$ lexicmap utils remerge -h
Rerun the merging step for an unfinished index
When to use this command?
- Only one thread is used for merging indexes, which happens when there are
a lot (>200 batches) of batches ($inpu_files / --batch-size) and the value
of --max-open-files is not big enough. E.g.,
22:54:24.420 [INFO] merging 297 indexes...
22:54:24.455 [INFO] [round 1]
22:54:24.455 [INFO] batch 1/1, merging 297 indexes to xxx.lmi.tmp/r1_b1 with 1 threads...
► Then you can run this command with a bigger --max-open-files (e.g., 4096) and
-J/--seed-data-threads (e.g., 12. 12 needs be <= 4096/(297+2)=13.7).

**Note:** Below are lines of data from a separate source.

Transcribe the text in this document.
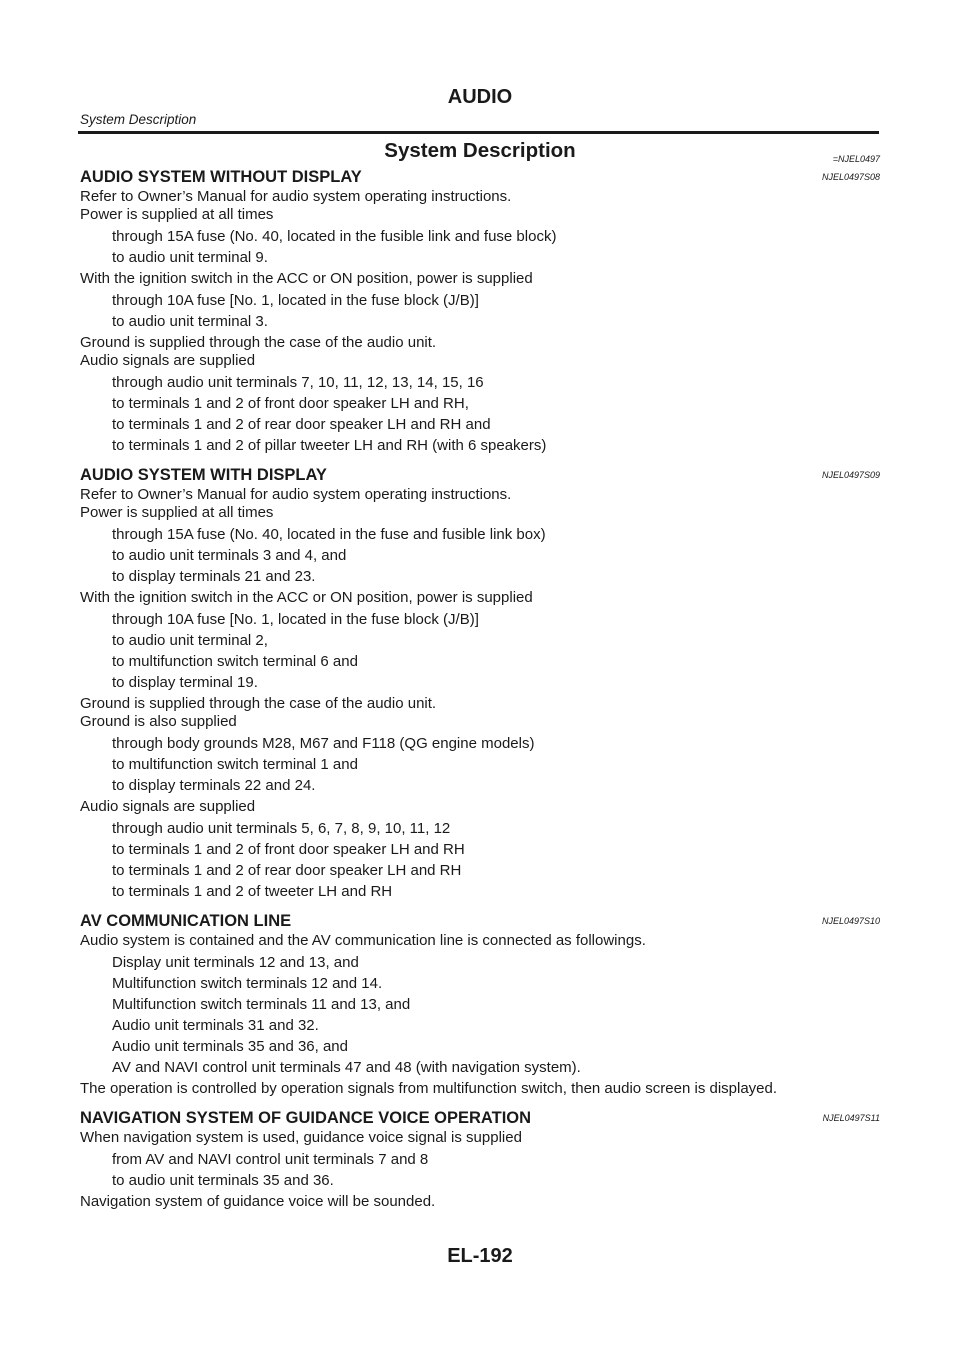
AUDIO

System Description

System Description	=NJEL0497
AUDIO SYSTEM WITHOUT DISPLAY	NJEL0497S08

Refer to Owner’s Manual for audio system operating instructions.

Power is supplied at all times

through 15A fuse (No. 40, located in the fusible link and fuse block)

to audio unit terminal 9.

With the ignition switch in the ACC or ON position, power is supplied

through 10A fuse [No. 1, located in the fuse block (J/B)]

to audio unit terminal 3.

Ground is supplied through the case of the audio unit.

Audio signals are supplied

through audio unit terminals 7, 10, 11, 12, 13, 14, 15, 16

to terminals 1 and 2 of front door speaker LH and RH,

to terminals 1 and 2 of rear door speaker LH and RH and

to terminals 1 and 2 of pillar tweeter LH and RH (with 6 speakers)

AUDIO SYSTEM WITH DISPLAY	NJEL0497S09

Refer to Owner’s Manual for audio system operating instructions.

Power is supplied at all times

through 15A fuse (No. 40, located in the fuse and fusible link box)

to audio unit terminals 3 and 4, and

to display terminals 21 and 23.

With the ignition switch in the ACC or ON position, power is supplied

through 10A fuse [No. 1, located in the fuse block (J/B)]

to audio unit terminal 2,

to multifunction switch terminal 6 and

to display terminal 19.

Ground is supplied through the case of the audio unit.

Ground is also supplied

through body grounds M28, M67 and F118 (QG engine models)

to multifunction switch terminal 1 and

to display terminals 22 and 24.

Audio signals are supplied

through audio unit terminals 5, 6, 7, 8, 9, 10, 11, 12

to terminals 1 and 2 of front door speaker LH and RH

to terminals 1 and 2 of rear door speaker LH and RH

to terminals 1 and 2 of tweeter LH and RH

AV COMMUNICATION LINE	NJEL0497S10

Audio system is contained and the AV communication line is connected as followings.

Display unit terminals 12 and 13, and

Multifunction switch terminals 12 and 14.

Multifunction switch terminals 11 and 13, and

Audio unit terminals 31 and 32.

Audio unit terminals 35 and 36, and

AV and NAVI control unit terminals 47 and 48 (with navigation system).

The operation is controlled by operation signals from multifunction switch, then audio screen is displayed.

NAVIGATION SYSTEM OF GUIDANCE VOICE OPERATION	NJEL0497S11

When navigation system is used, guidance voice signal is supplied

from AV and NAVI control unit terminals 7 and 8

to audio unit terminals 35 and 36.

Navigation system of guidance voice will be sounded.

EL-192
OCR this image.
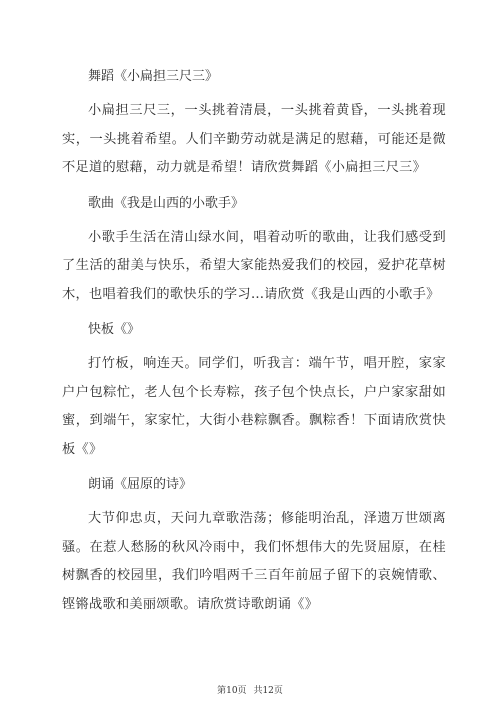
舞蹈《小扁担三尺三》

小扁担三尺三，一头挑着清晨，一头挑着黄昏，一头挑着现实，一头挑着希望。人们辛勤劳动就是满足的慰藉，可能还是微不足道的慰藉，动力就是希望！请欣赏舞蹈《小扁担三尺三》

歌曲《我是山西的小歌手》

小歌手生活在清山绿水间，唱着动听的歌曲，让我们感受到了生活的甜美与快乐，希望大家能热爱我们的校园，爱护花草树木，也唱着我们的歌快乐的学习…请欣赏《我是山西的小歌手》

快板《》

打竹板，响连天。同学们，听我言：端午节，唱开腔，家家户户包粽忙，老人包个长寿粽，孩子包个快点长，户户家家甜如蜜，到端午，家家忙，大街小巷粽飘香。飘粽香！下面请欣赏快板《》

朗诵《屈原的诗》

大节仰忠贞，天问九章歌浩荡；修能明治乱，泽遗万世颂离骚。在惹人愁肠的秋风冷雨中，我们怀想伟大的先贤屈原，在桂树飘香的校园里，我们吟唱两千三百年前屈子留下的哀婉情歌、铿锵战歌和美丽颂歌。请欣赏诗歌朗诵《》

第10页 共12页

And you need to set a bigger 'ulimit -n' if the value of --max-open-files is bigger than 1024.
- The Slurm/PBS job time limit is almost reached and the merging step won't be finished before that.
- Disk quota is reached in the merging step.
Usage:
lexicmap utils remerge [flags] [flags] -d <index path>
Flags:
-h, --help help for remerge
-d, --index string ► Index directory created by "lexicmap index".
--max-open-files int ► Maximum opened files, used in merging indexes. If there are >100
batches, please increase this value and set a bigger "ulimit -n" in
shell. (default 768)
-J, --seed-data-threads int ► Number of threads for writing seed data and merging seed chunks from
all batches, the value should be in range of [1, -c/--chunks]. If there
are >100 batches, please also increase the value of --max-open-files and
set a bigger "ulimit -n" in shell. (default 8)
Global Flags:
-X, --infile-list string ► File of input file list (one file per line). If given, they are
appended to files from CLI arguments.
--log string ► Log file.
--quiet ► Do not print any verbose information. But you can write them to a file
with --log.
-j, --threads int ► Number of CPU cores to use. By default, it uses all available cores.
(default 16)